Rhododendrons and azaleas (Rhododendron L.) are among the most widely grown ornamental plants in the world. There are over 1000 species recognized in eight subgenera (Chamberlain et al., 1996). Species within subgenera readily hybridize and have resulted in thousands of cultivars (Väinölä, 2000). Although intrasubgeneric hybridization is responsible for the majority of existing cultivars, species in different subgenera are sometimes capable of hybridizing.

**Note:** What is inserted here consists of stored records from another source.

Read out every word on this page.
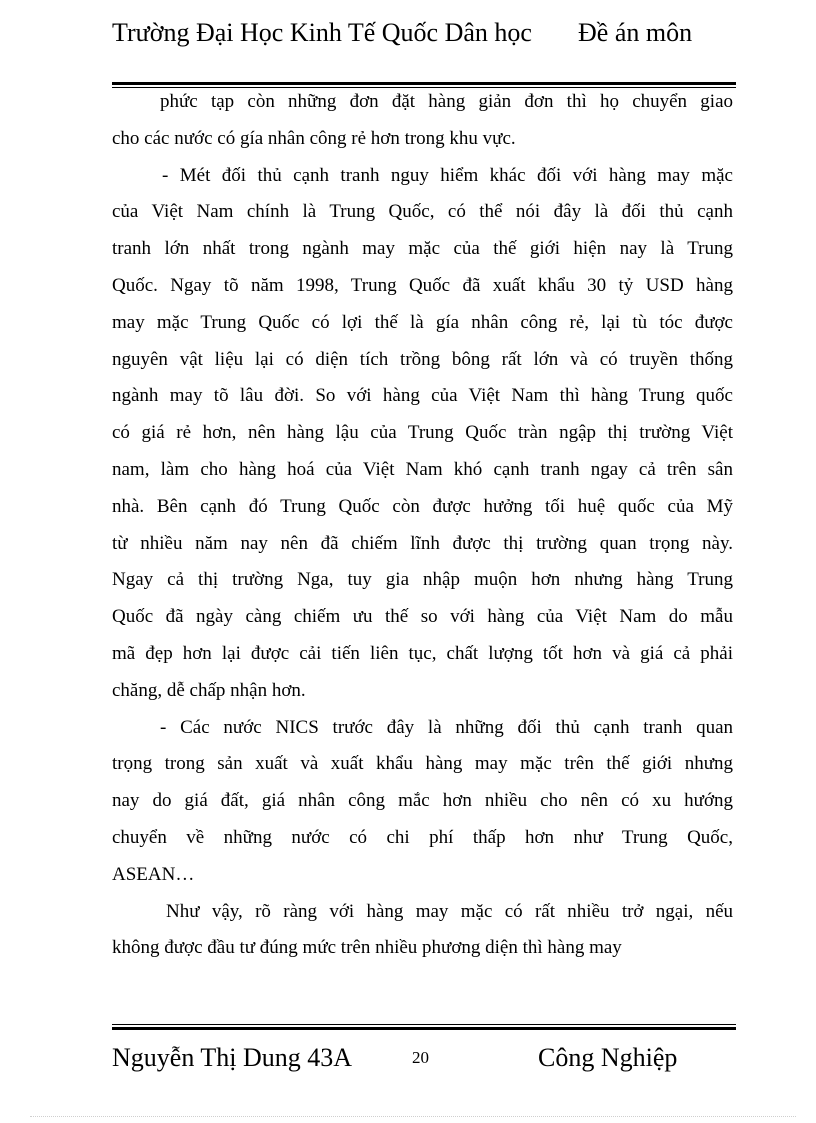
Trường Đại Học Kinh Tế Quốc Dân học	Đề án môn
phức tạp còn những đơn đặt hàng giản đơn thì họ chuyển giao
cho các nước có gía nhân công rẻ hơn trong khu vực.
- Mét đối thủ cạnh tranh nguy hiểm khác đối với hàng may mặc
của Việt Nam chính là Trung Quốc, có thể nói đây là đối thủ cạnh
tranh lớn nhất trong ngành may mặc của thế giới hiện nay là Trung
Quốc. Ngay tõ năm 1998, Trung Quốc đã xuất khẩu 30 tỷ USD hàng
may mặc Trung Quốc có lợi thế là gía nhân công rẻ, lại tù tóc được
nguyên vật liệu lại có diện tích trồng bông rất lớn và có truyền thống
ngành may tõ lâu đời. So với hàng của Việt Nam thì hàng Trung quốc
có giá rẻ hơn, nên hàng lậu của Trung Quốc tràn ngập thị trường Việt
nam, làm cho hàng hoá của Việt Nam khó cạnh tranh ngay cả trên sân
nhà. Bên cạnh đó Trung Quốc còn được hưởng tối huệ quốc của Mỹ
từ nhiều năm nay nên đã chiếm lĩnh được thị trường quan trọng này.
Ngay cả thị trường Nga, tuy gia nhập muộn hơn nhưng hàng Trung
Quốc đã ngày càng chiếm ưu thế so với hàng của Việt Nam do mẫu
mã đẹp hơn lại được cải tiến liên tục, chất lượng tốt hơn và giá cả phải
chăng, dễ chấp nhận hơn.
- Các nước NICS trước đây là những đối thủ cạnh tranh quan
trọng trong sản xuất và xuất khẩu hàng may mặc trên thế giới nhưng
nay do giá đất, giá nhân công mắc hơn nhiều cho nên có xu hướng
chuyển về những nước có chi phí thấp hơn như Trung Quốc,
ASEAN…
Như vậy, rõ ràng với hàng may mặc có rất nhiều trở ngại, nếu
không được đầu tư đúng mức trên nhiều phương diện thì hàng may
Nguyễn Thị Dung 43A	20	Công Nghiệp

Azaleodendrons are hybrids between deciduous azaleas (subgenus Pentanthera (G.Don) Pojarkova) and nonscaly leaved rhododendrons (subgenus Hymenanthes (Blume) K.Koch) and constitute some of the oldest hybrids within the genus. The first interspecific hybrid rhododendron reported was ‘Azaleoides’ resulting from a chance cross between Rhododendron periclymenoides (Michx.) Shinners and R. ponticum L. in London circa 1820 (Hillier Nurseries, 2002). Such hybrids have the potential to combine the fragrance of the deciduous azaleas with darker flower colors, larger flower size, and persistent foliage of evergreen rhododendrons. One such hybrid with breeding potential is Rhododendron ‘Fragrant Affinity’. ‘Fragrant Affinity’ is an azaleodendron with semievergreen foliage, vigorous growth, good cold hardiness (–26 °C), and fragrant, lavender flowers (personal observations). This intersubgeneric hybrid, believed to be a cross between R. ponticum and R. viscosum (L.) Torrey (Contreras, 2006), possesses unique attributes that are desirable for breeding and development of superior, cold-hardy, fragrant azaleodendrons. Unfortunately, like many other wide hybrids, it appears to be sterile.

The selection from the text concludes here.